Timeline of the visit of the Magi
Dec 10, 2014
And how do we know there were three Magi – or is this just something that developed culturally?
Asked at 10:59 pm on December 10th 2014
We don’t have an exact chronology of the date of the visit by the Magi but from the description in Matthew it would seem it is shortly after the birth of Jesus.
As to their number there have been different views about this, with some even postulating that there were twelve of them. The number of three gradually came to be the accepted version, probably because it corresponds to the number of the gifts they brought.
You might like to read this article that comments on some of the different views about who the Magi were.

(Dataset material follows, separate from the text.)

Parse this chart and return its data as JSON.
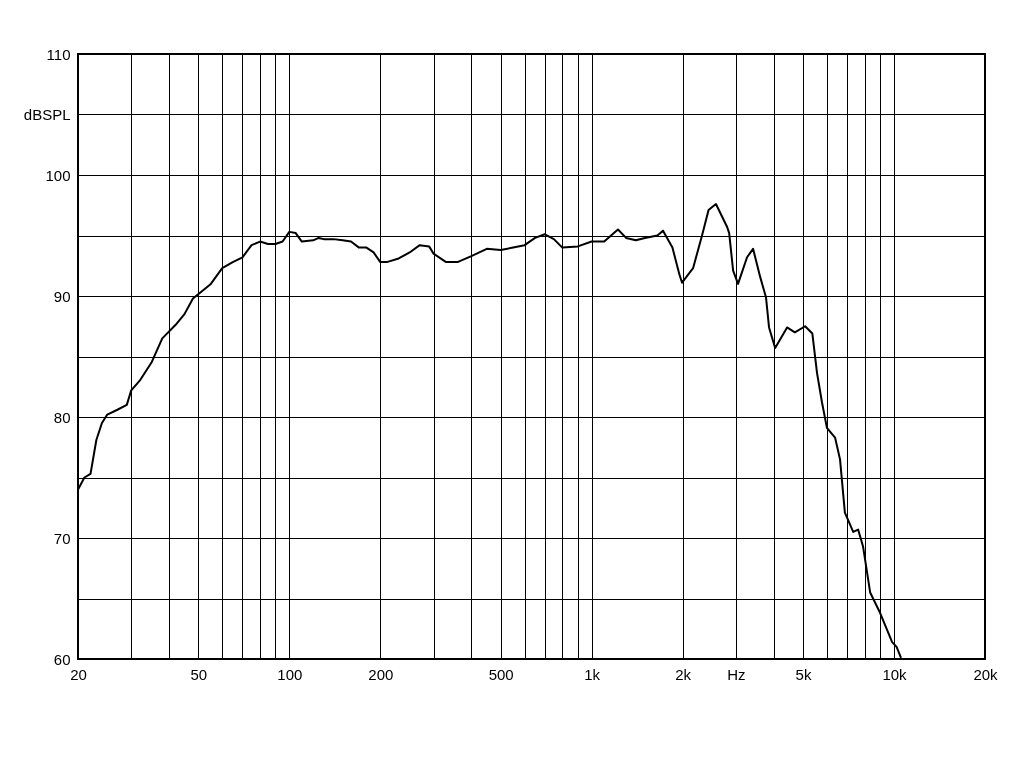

Replied at 03:54 am on December 11th 2014
I was wondering whether the Magi came much later (as much as a year later) because Herod wanted infants up to 2 years old killed and he had used the time of the star’s rising he got from the Magi to figure out the age of Jesus. It’s pretty hard to mix up a newborn with a toddler so perhaps Jesus was already a toddler. In Matthew Chapter 2 we read that:
Jesus was born in Bethlehem in Judea. This happened while Herod was king of Judea. After Jesus’ birth, Wise Men from the east came to Jerusalem. They asked, “Where is the child who has been born to be king of the Jews? We saw his star when it rose. Now we have come to worship him.”
After theWise Men had listened to the king, they went on their way. The star they had seen when it rose went ahead of them. It finally stopped over the place where the child was. When they saw the star, they were filled with joy. The Wise Men went to the house.
So maybe the star rose in the east when Jesus was born and it took the Magi a year to plan, co-ordinate and then make the trip. They may have gone to Bethlehem first to see Herod then on to Nazareth following the star which “went ahead of them”. This could explain why “the Wise Men went to the house where the child was”. It makes more sense of the age of the Holy Innocents too.
Replied at 06:46 am on December 22nd 2014
Your interpretation could be correct, the fact is that the Gospels are not intended to be a precise historical chronology, and in that sense they are alike to the writings of the time that were not so precise in terms of dates and times as we are in the modern age. It is hard for us to appreciate how much things changed with the coming of the modern era and the possibility of being able to tell times and dates with precision.
In the time of Jesus, and for many centuries after, there were, for the ordinary person, no watches, clocks, or reliable ways of determining dates and events.
The Gospels are intended to convey to us the “Good News”, the message of salvation, and this they do very well. If there are some contradictions or doubts in the details of when and where everything happened this is very normal and while our curiousity leaves us wondering about some of the facts what we do know is that a Saviour was born and that this changed the whole course of history.